JH: I have a buddy whose brand made me customized [CBD] blends. All his stuff is small-batch, he would test it and send me the actual numbers and what was in it. I noticed a difference using it. For me, it was all about sleep, anxiety and travel. Some topical delivery systems seemed to make a difference, especially around marathon training. But it does go back to what you were talking about earlier, when you send some of that stuff out to get tested and there’s nothing in it. It’s not that the active ingredient doesn’t work, it’s that the company isn’t giving you the supplement with the ingredient in it! It’s crazy.

In the past two years, you’ve seen changes in delivery systems, like with Amp lotions and Maurten hydrogel, but the core components of each have been around. Carbohydrates have been known to increase exercise performance since the Fifties. It’s not that this stuff has to be exceedingly new; the main issue is that nobody’s taking it right. The next big step in the industry is going to be increasing consumer knowledge about how to utilize them to maximum results.

MJ: Yeah, fifteen years ago sports drinks had tons of carbs in them and it was impeding people’s ability to hydrate, making them sick. They were falling apart. Maurten comes along, creates a product that starts out as a liquid and converts to a hydrogel as you drink it. The carbs — glucose, maltodextrin — are encapsulated into this gel that doesn’t digest in your stomach, it’s primarily digested in your small intestine. You don’t get sick to your stomach, you still get your hydration and you can take four to five times the amount of carbs than before. It’s like starting the second hour almost as fresh as you were in the first hour.

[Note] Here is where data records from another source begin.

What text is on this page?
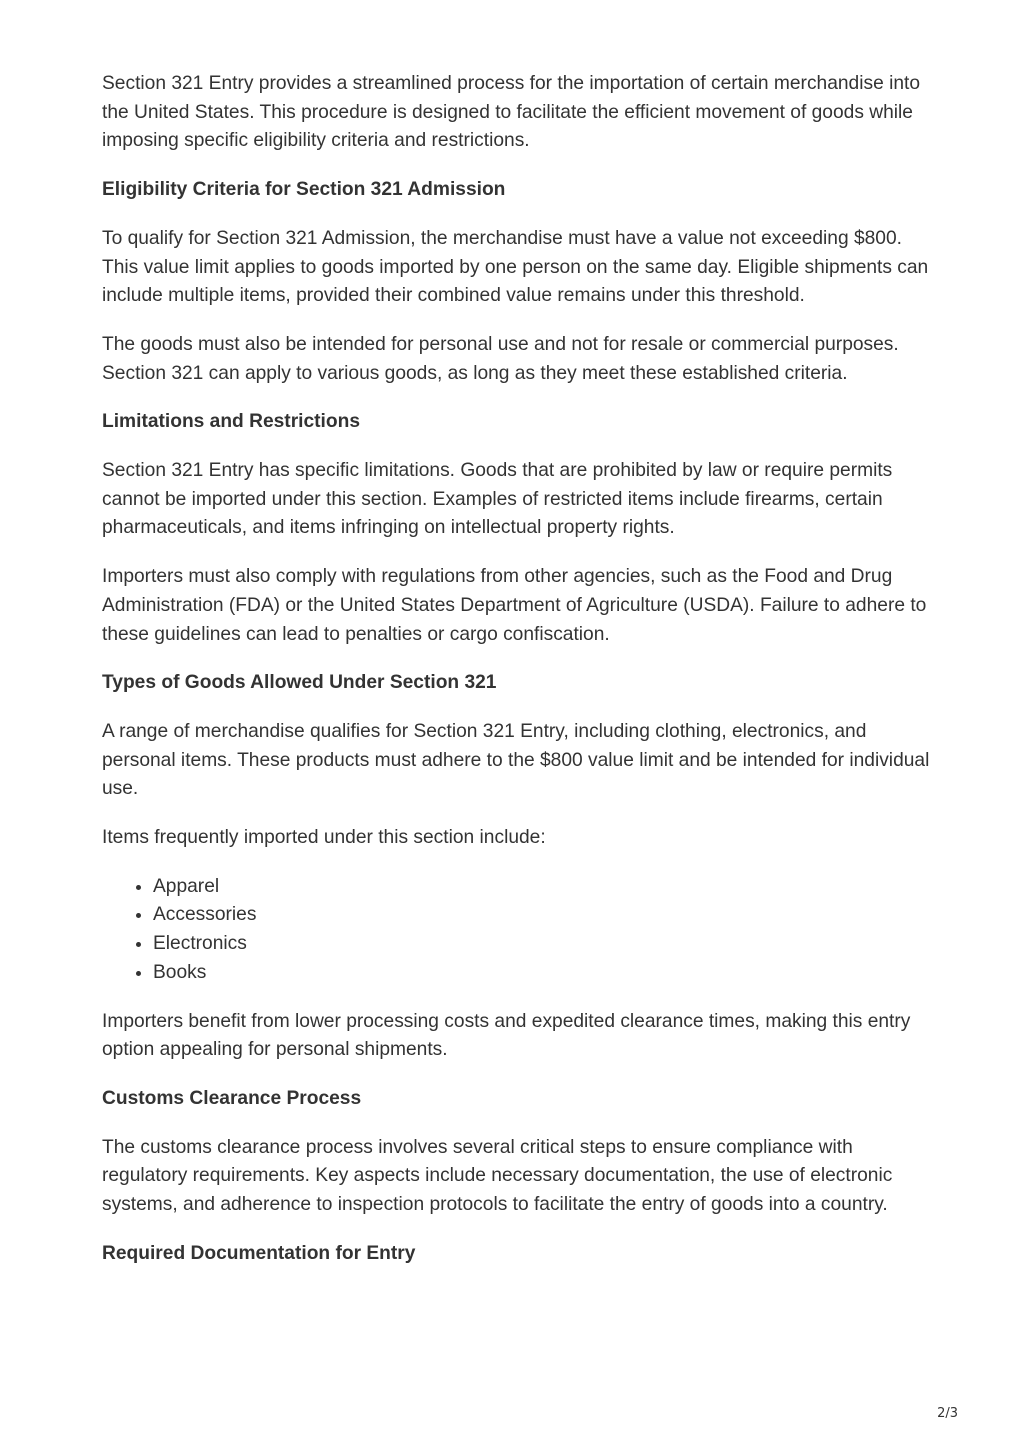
Section 321 Entry provides a streamlined process for the importation of certain merchandise into the United States. This procedure is designed to facilitate the efficient movement of goods while imposing specific eligibility criteria and restrictions.

Eligibility Criteria for Section 321 Admission

To qualify for Section 321 Admission, the merchandise must have a value not exceeding $800. This value limit applies to goods imported by one person on the same day. Eligible shipments can include multiple items, provided their combined value remains under this threshold.

The goods must also be intended for personal use and not for resale or commercial purposes. Section 321 can apply to various goods, as long as they meet these established criteria.

Limitations and Restrictions

Section 321 Entry has specific limitations. Goods that are prohibited by law or require permits cannot be imported under this section. Examples of restricted items include firearms, certain pharmaceuticals, and items infringing on intellectual property rights.

Importers must also comply with regulations from other agencies, such as the Food and Drug Administration (FDA) or the United States Department of Agriculture (USDA). Failure to adhere to these guidelines can lead to penalties or cargo confiscation.

Types of Goods Allowed Under Section 321

A range of merchandise qualifies for Section 321 Entry, including clothing, electronics, and personal items. These products must adhere to the $800 value limit and be intended for individual use.

Items frequently imported under this section include:

• Apparel
• Accessories
• Electronics
• Books

Importers benefit from lower processing costs and expedited clearance times, making this entry option appealing for personal shipments.

Customs Clearance Process

The customs clearance process involves several critical steps to ensure compliance with regulatory requirements. Key aspects include necessary documentation, the use of electronic systems, and adherence to inspection protocols to facilitate the entry of goods into a country.

Required Documentation for Entry
2/3
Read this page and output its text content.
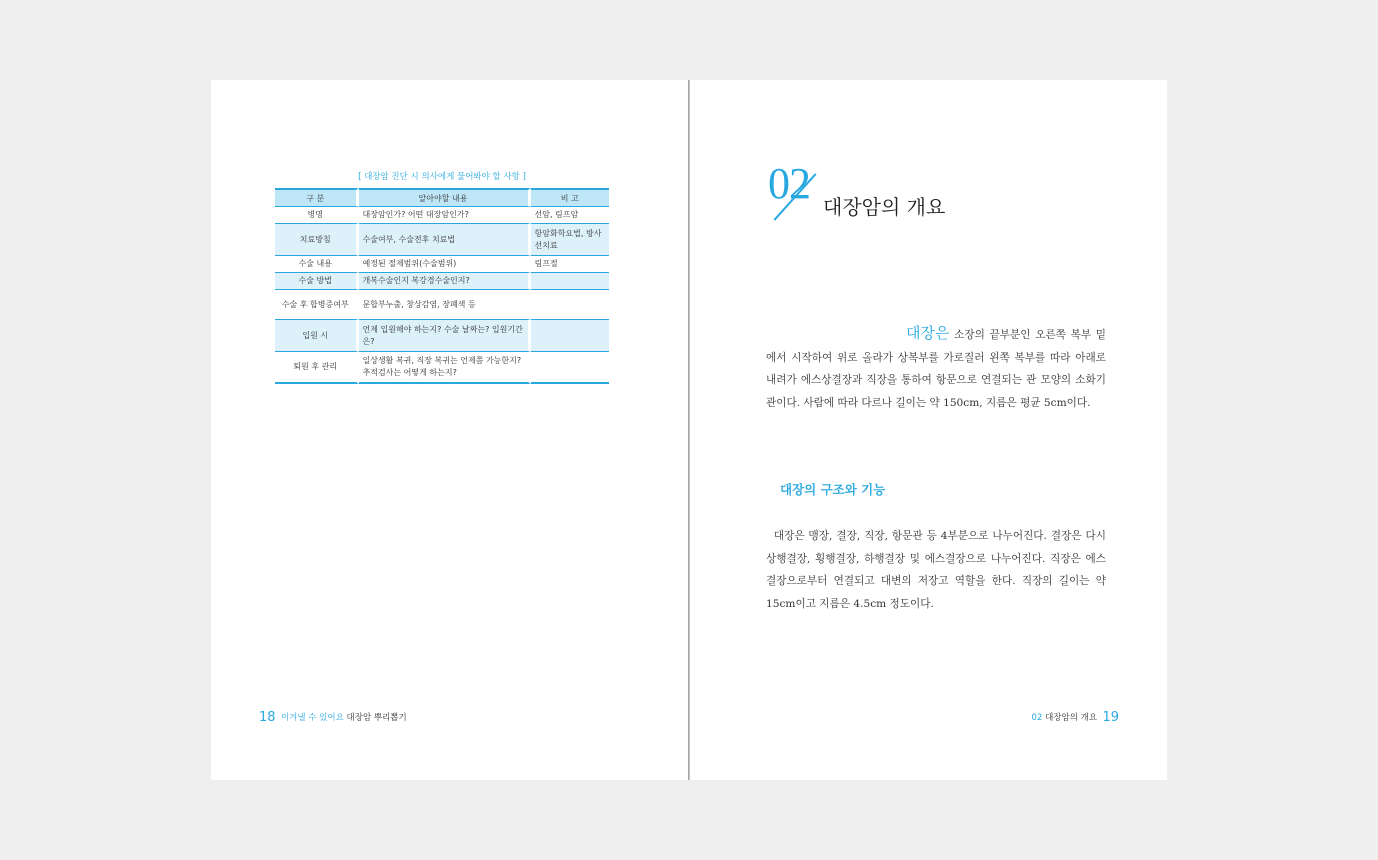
[ 대장암 진단 시 의사에게 물어봐야 할 사항 ]
구 분	알아야할 내용	비 고
병명	대장암인가? 어떤 대장암인가?	선암, 림프암
치료방침	수술여부, 수술전후 치료법	항암화학요법, 방사선치료
수술 내용	예정된 절제범위(수술범위)	림프절
수술 방법	개복수술인지 복강경수술인지?	
수술 후 합병증여부	문합부누출, 창상감염, 장폐색 등	
입원 시	언제 입원해야 하는지? 수술 날짜는? 입원기간은?	
퇴원 후 관리	일상생활 복귀, 직장 복귀는 언제쯤 가능한지? 추적검사는 어떻게 하는지?	
18 이겨낼 수 있어요 대장암 뿌리뽑기
02 대장암의 개요
대장은 소장의 끝부분인 오른쪽 복부 밑에서 시작하여 위로 올라가 상복부를 가로질러 왼쪽 복부를 따라 아래로 내려가 에스상결장과 직장을 통하여 항문으로 연결되는 관 모양의 소화기관이다. 사람에 따라 다르나 길이는 약 150cm, 지름은 평균 5cm이다.
대장의 구조와 기능
대장은 맹장, 결장, 직장, 항문관 등 4부분으로 나누어진다. 결장은 다시 상행결장, 횡행결장, 하행결장 및 에스결장으로 나누어진다. 직장은 에스결장으로부터 연결되고 대변의 저장고 역할을 한다. 직장의 길이는 약 15cm이고 지름은 4.5cm 정도이다.
02 대장암의 개요 19
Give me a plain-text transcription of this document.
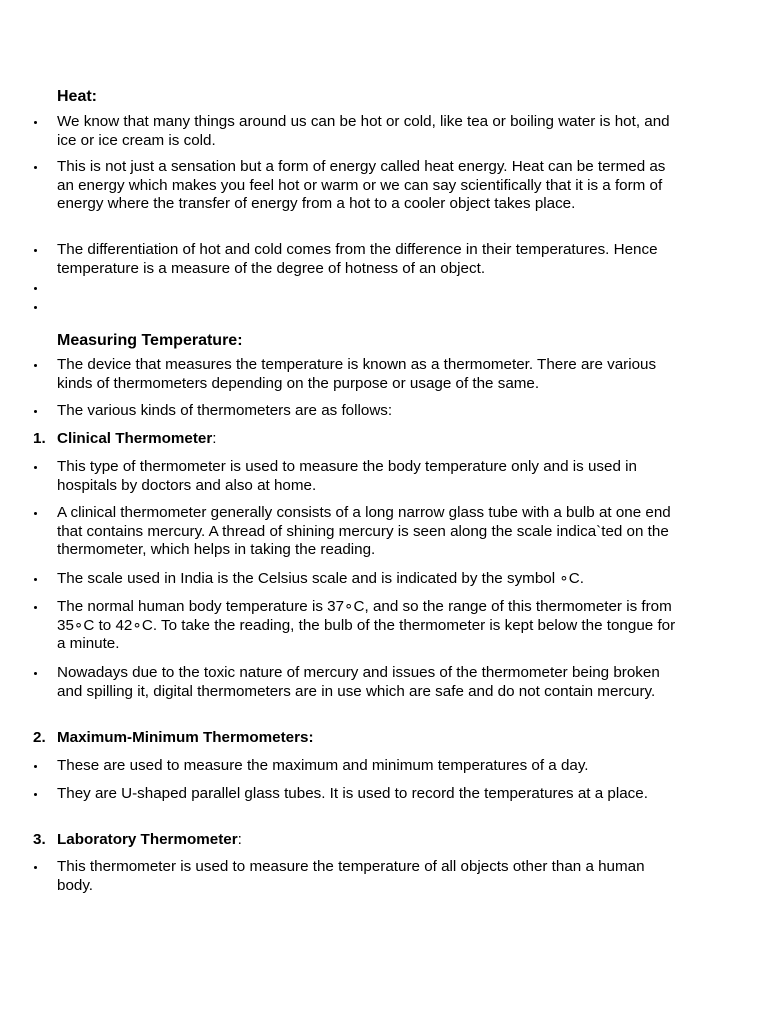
Heat:
We know that many things around us can be hot or cold, like tea or boiling water is hot, and ice or ice cream is cold.
This is not just a sensation but a form of energy called heat energy. Heat can be termed as an energy which makes you feel hot or warm or we can say scientifically that it is a form of energy where the transfer of energy from a hot to a cooler object takes place.
The differentiation of hot and cold comes from the difference in their temperatures. Hence temperature is a measure of the degree of hotness of an object.
Measuring Temperature:
The device that measures the temperature is known as a thermometer. There are various kinds of thermometers depending on the purpose or usage of the same.
The various kinds of thermometers are as follows:
1. Clinical Thermometer:
This type of thermometer is used to measure the body temperature only and is used in hospitals by doctors and also at home.
A clinical thermometer generally consists of a long narrow glass tube with a bulb at one end that contains mercury. A thread of shining mercury is seen along the scale indica`ted on the thermometer, which helps in taking the reading.
The scale used in India is the Celsius scale and is indicated by the symbol ∘C.
The normal human body temperature is 37∘C, and so the range of this thermometer is from 35∘C to 42∘C. To take the reading, the bulb of the thermometer is kept below the tongue for a minute.
Nowadays due to the toxic nature of mercury and issues of the thermometer being broken and spilling it, digital thermometers are in use which are safe and do not contain mercury.
2. Maximum-Minimum Thermometers:
These are used to measure the maximum and minimum temperatures of a day.
They are U-shaped parallel glass tubes. It is used to record the temperatures at a place.
3. Laboratory Thermometer:
This thermometer is used to measure the temperature of all objects other than a human body.
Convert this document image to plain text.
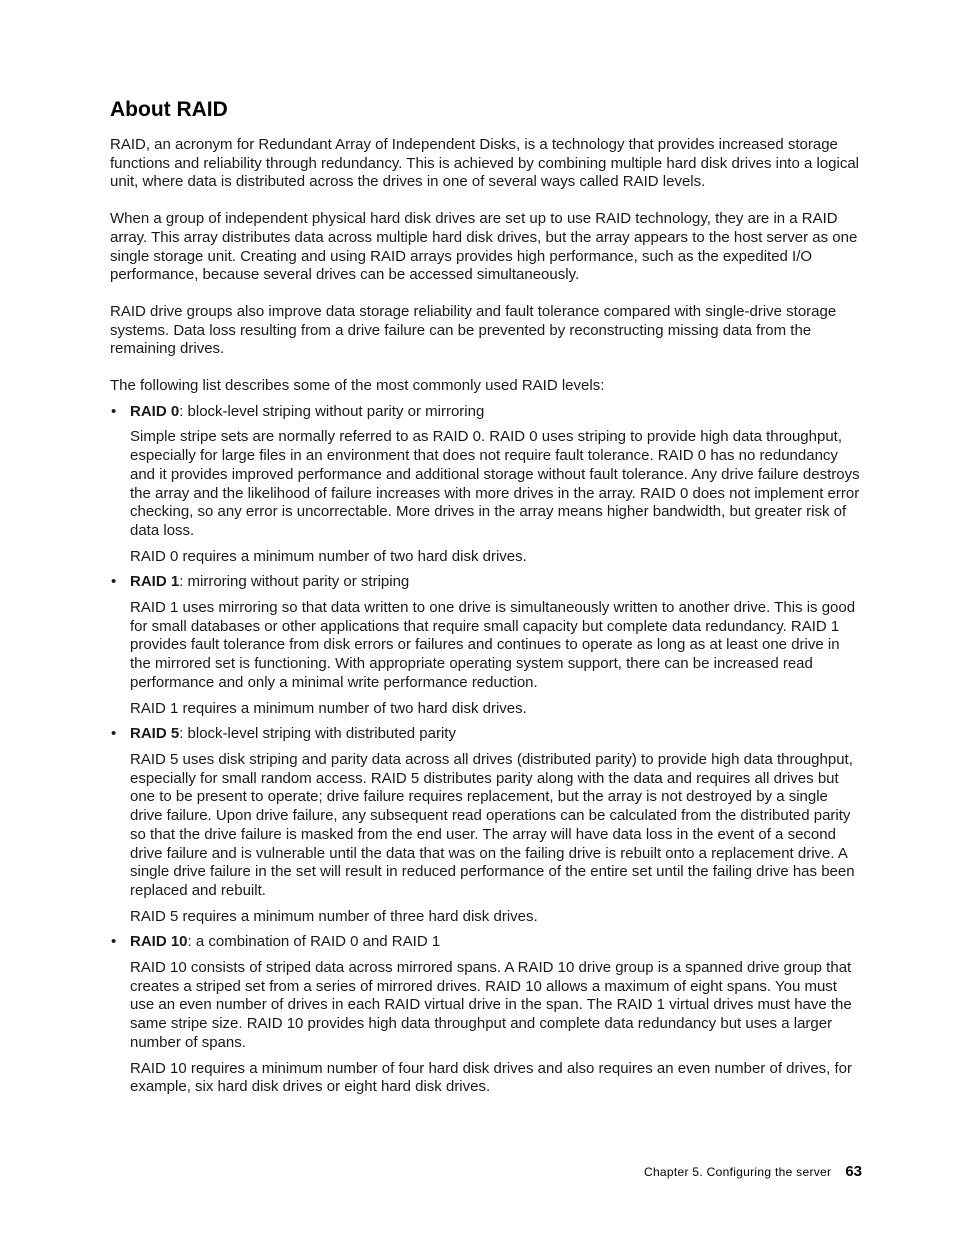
About RAID

RAID, an acronym for Redundant Array of Independent Disks, is a technology that provides increased storage functions and reliability through redundancy. This is achieved by combining multiple hard disk drives into a logical unit, where data is distributed across the drives in one of several ways called RAID levels.

When a group of independent physical hard disk drives are set up to use RAID technology, they are in a RAID array. This array distributes data across multiple hard disk drives, but the array appears to the host server as one single storage unit. Creating and using RAID arrays provides high performance, such as the expedited I/O performance, because several drives can be accessed simultaneously.

RAID drive groups also improve data storage reliability and fault tolerance compared with single-drive storage systems. Data loss resulting from a drive failure can be prevented by reconstructing missing data from the remaining drives.

The following list describes some of the most commonly used RAID levels:

• RAID 0: block-level striping without parity or mirroring

Simple stripe sets are normally referred to as RAID 0. RAID 0 uses striping to provide high data throughput, especially for large files in an environment that does not require fault tolerance. RAID 0 has no redundancy and it provides improved performance and additional storage without fault tolerance. Any drive failure destroys the array and the likelihood of failure increases with more drives in the array. RAID 0 does not implement error checking, so any error is uncorrectable. More drives in the array means higher bandwidth, but greater risk of data loss.

RAID 0 requires a minimum number of two hard disk drives.

• RAID 1: mirroring without parity or striping

RAID 1 uses mirroring so that data written to one drive is simultaneously written to another drive. This is good for small databases or other applications that require small capacity but complete data redundancy. RAID 1 provides fault tolerance from disk errors or failures and continues to operate as long as at least one drive in the mirrored set is functioning. With appropriate operating system support, there can be increased read performance and only a minimal write performance reduction.

RAID 1 requires a minimum number of two hard disk drives.

• RAID 5: block-level striping with distributed parity

RAID 5 uses disk striping and parity data across all drives (distributed parity) to provide high data throughput, especially for small random access. RAID 5 distributes parity along with the data and requires all drives but one to be present to operate; drive failure requires replacement, but the array is not destroyed by a single drive failure. Upon drive failure, any subsequent read operations can be calculated from the distributed parity so that the drive failure is masked from the end user. The array will have data loss in the event of a second drive failure and is vulnerable until the data that was on the failing drive is rebuilt onto a replacement drive. A single drive failure in the set will result in reduced performance of the entire set until the failing drive has been replaced and rebuilt.

RAID 5 requires a minimum number of three hard disk drives.

• RAID 10: a combination of RAID 0 and RAID 1

RAID 10 consists of striped data across mirrored spans. A RAID 10 drive group is a spanned drive group that creates a striped set from a series of mirrored drives. RAID 10 allows a maximum of eight spans. You must use an even number of drives in each RAID virtual drive in the span. The RAID 1 virtual drives must have the same stripe size. RAID 10 provides high data throughput and complete data redundancy but uses a larger number of spans.

RAID 10 requires a minimum number of four hard disk drives and also requires an even number of drives, for example, six hard disk drives or eight hard disk drives.

Chapter 5. Configuring the server 63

JH: The future of supplements is going to involve reconceptualizing what actual supplements are. It doesn’t have to be pills and powders. There’s a very interesting research study about female athletes eating a Mediterranean diet versus a Western standardized diet [for] four days leading up to a competition — the diet acted as a supplement, like a true ergogenic aid, to improve their 5K times.

MJ: I think the biggest thing with diet is reducing inflammation. I’m not surprised that a Mediterranean diet would lower inflammation markers.

JH: If everybody cut out the sugar and understood how to properly carb-cycle — that at the proper moment, especially for athletes, sugar and carbs are your best friend — it’s just about knowing how to use them properly. I think that that’s kind of right on trend.